Given it’s in an invite-only alpha stage in the U.S. and Europe, it’s too early to see whether Market Scope furnishes TikTok with a killer app for organic the same way that Meta’s Advantage suite has helped it burnish its long-standing edge in paid social. Nzeribe-Williams said she was waiting to use the tool, while Ellsworth and Mulligan hadn’t yet tested it; a TikTok spokesperson declined to say how many advertisers had begun using the tool since its U.S. launch in June.
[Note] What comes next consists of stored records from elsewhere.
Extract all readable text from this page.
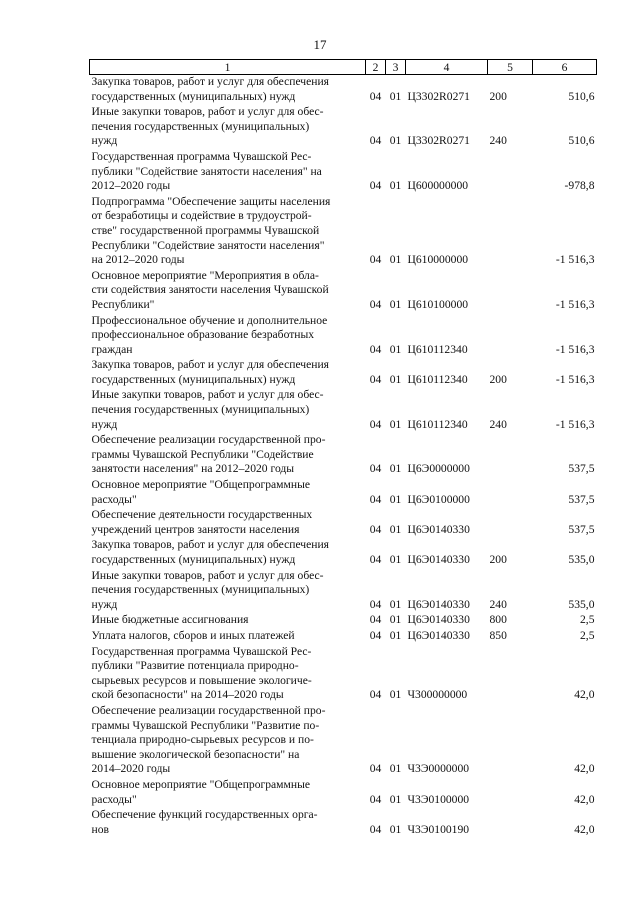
17
1	2	3	4	5	6

Закупка товаров, работ и услуг для обеспечения
государственных (муниципальных) нужд	04	01	Ц3302R0271	200	510,6

Иные закупки товаров, работ и услуг для обес-
печения государственных (муниципальных)
нужд	04	01	Ц3302R0271	240	510,6

Государственная программа Чувашской Рес-
публики "Содействие занятости населения" на
2012–2020 годы	04	01	Ц600000000		-978,8

Подпрограмма "Обеспечение защиты населения
от безработицы и содействие в трудоустрой-
стве" государственной программы Чувашской
Республики "Содействие занятости населения"
на 2012–2020 годы	04	01	Ц610000000		-1 516,3

Основное мероприятие "Мероприятия в обла-
сти содействия занятости населения Чувашской
Республики"	04	01	Ц610100000		-1 516,3

Профессиональное обучение и дополнительное
профессиональное образование безработных
граждан	04	01	Ц610112340		-1 516,3

Закупка товаров, работ и услуг для обеспечения
государственных (муниципальных) нужд	04	01	Ц610112340	200	-1 516,3

Иные закупки товаров, работ и услуг для обес-
печения государственных (муниципальных)
нужд	04	01	Ц610112340	240	-1 516,3

Обеспечение реализации государственной про-
граммы Чувашской Республики "Содействие
занятости населения" на 2012–2020 годы	04	01	Ц6Э0000000		537,5

Основное мероприятие "Общепрограммные
расходы"	04	01	Ц6Э0100000		537,5

Обеспечение деятельности государственных
учреждений центров занятости населения	04	01	Ц6Э0140330		537,5

Закупка товаров, работ и услуг для обеспечения
государственных (муниципальных) нужд	04	01	Ц6Э0140330	200	535,0

Иные закупки товаров, работ и услуг для обес-
печения государственных (муниципальных)
нужд	04	01	Ц6Э0140330	240	535,0

Иные бюджетные ассигнования	04	01	Ц6Э0140330	800	2,5

Уплата налогов, сборов и иных платежей	04	01	Ц6Э0140330	850	2,5

Государственная программа Чувашской Рес-
публики "Развитие потенциала природно-
сырьевых ресурсов и повышение экологиче-
ской безопасности" на 2014–2020 годы	04	01	Ч300000000		42,0

Обеспечение реализации государственной про-
граммы Чувашской Республики "Развитие по-
тенциала природно-сырьевых ресурсов и по-
вышение экологической безопасности" на
2014–2020 годы	04	01	Ч3Э0000000		42,0

Основное мероприятие "Общепрограммные
расходы"	04	01	Ч3Э0100000		42,0

Обеспечение функций государственных орга-
нов	04	01	Ч3Э0100190		42,0
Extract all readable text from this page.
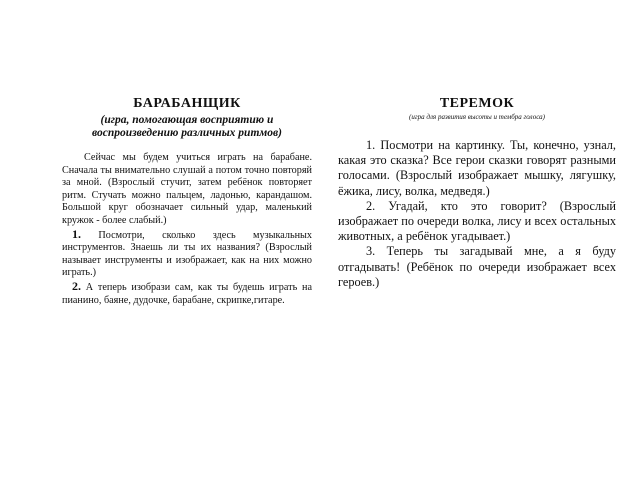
БАРАБАНЩИК

(игра, помогающая восприятию и воспроизведению различных ритмов)

Сейчас мы будем учиться играть на барабане. Сначала ты внимательно слушай а потом точно повторяй за мной. (Взрослый стучит, затем ребёнок повторяет ритм. Стучать можно пальцем, ладонью, карандашом. Большой круг обозначает сильный удар, маленький кружок - более слабый.)

1. Посмотри, сколько здесь музыкальных инструментов. Знаешь ли ты их названия? (Взрослый называет инструменты и изображает, как на них можно играть.)

2. А теперь изобрази сам, как ты будешь играть на пианино, баяне, дудочке, барабане, скрипке,гитаре.

ТЕРЕМОК

(игра для развития высоты и тембра голоса)

1. Посмотри на картинку. Ты, конечно, узнал, какая это сказка? Все герои сказки говорят разными голосами. (Взрослый изображает мышку, лягушку, ёжика, лису, волка, медведя.)

2. Угадай, кто это говорит? (Взрослый изображает по очереди волка, лису и всех остальных животных, а ребёнок угадывает.)

3. Теперь ты загадывай мне, а я буду отгадывать! (Ребёнок по очереди изображает всех героев.)
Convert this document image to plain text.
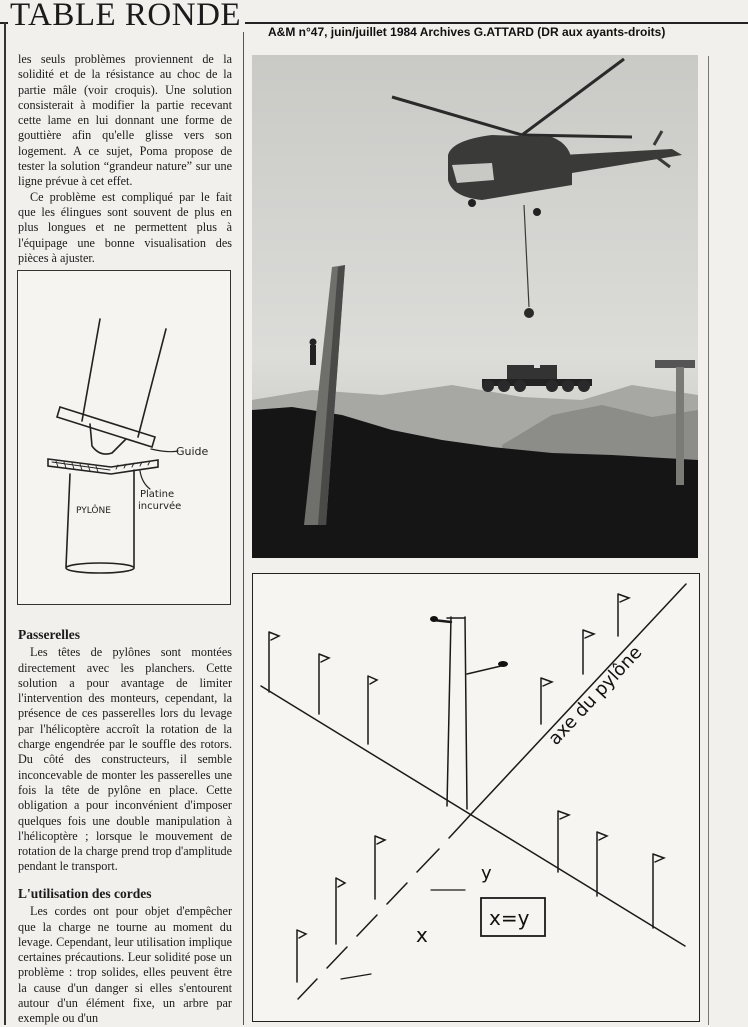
TABLE RONDE	A&M n°47, juin/juillet 1984 Archives G.ATTARD (DR aux ayants-droits)

les seuls problèmes proviennent de la solidité et de la résistance au choc de la partie mâle (voir croquis). Une solution consisterait à modifier la partie recevant cette lame en lui donnant une forme de gouttière afin qu'elle glisse vers son logement. A ce sujet, Poma propose de tester la solution “grandeur nature” sur une ligne prévue à cet effet.

Ce problème est compliqué par le fait que les élingues sont souvent de plus en plus longues et ne permettent plus à l'équipage une bonne visualisation des pièces à ajuster.

Guide
Platine
incurvée
PYLÔNE
Passerelles

Les têtes de pylônes sont montées directement avec les planchers. Cette solution a pour avantage de limiter l'intervention des monteurs, cependant, la présence de ces passerelles lors du levage par l'hélicoptère accroît la rotation de la charge engendrée par le souffle des rotors. Du côté des constructeurs, il semble inconcevable de monter les passerelles une fois la tête de pylône en place. Cette obligation a pour inconvénient d'imposer quelques fois une double manipulation à l'hélicoptère ; lorsque le mouvement de rotation de la charge prend trop d'amplitude pendant le transport.

L'utilisation des cordes

Les cordes ont pour objet d'empêcher que la charge ne tourne au moment du levage. Cependant, leur utilisation implique certaines précautions. Leur solidité pose un problème : trop solides, elles peuvent être la cause d'un danger si elles s'entourent autour d'un élément fixe, un arbre par exemple ou d'un

axe du pylône
y
x
x=y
But interest is high. And marketers and agency practitioners will take any help they can get with community management. “We go through every TikTok comment, we’re screenshotting them, we’re watching every piece of UGC, and we’re compiling all of the requests that they make,” said Burton.
Alongside features intended to strengthen TikTok’s performance marketing capabilities, Market Scope includes a sentiment analysis feature that automatically scores comments on video posts as positive or negative. The tool can be used to compare average comment scores with those of category peers, too – potentially giving practitioners a means of automating the Sisyphean community management tasks.
The unspoken hope is that in making the platform an easier, more effective tool for organic, brands will follow through with more paid investment.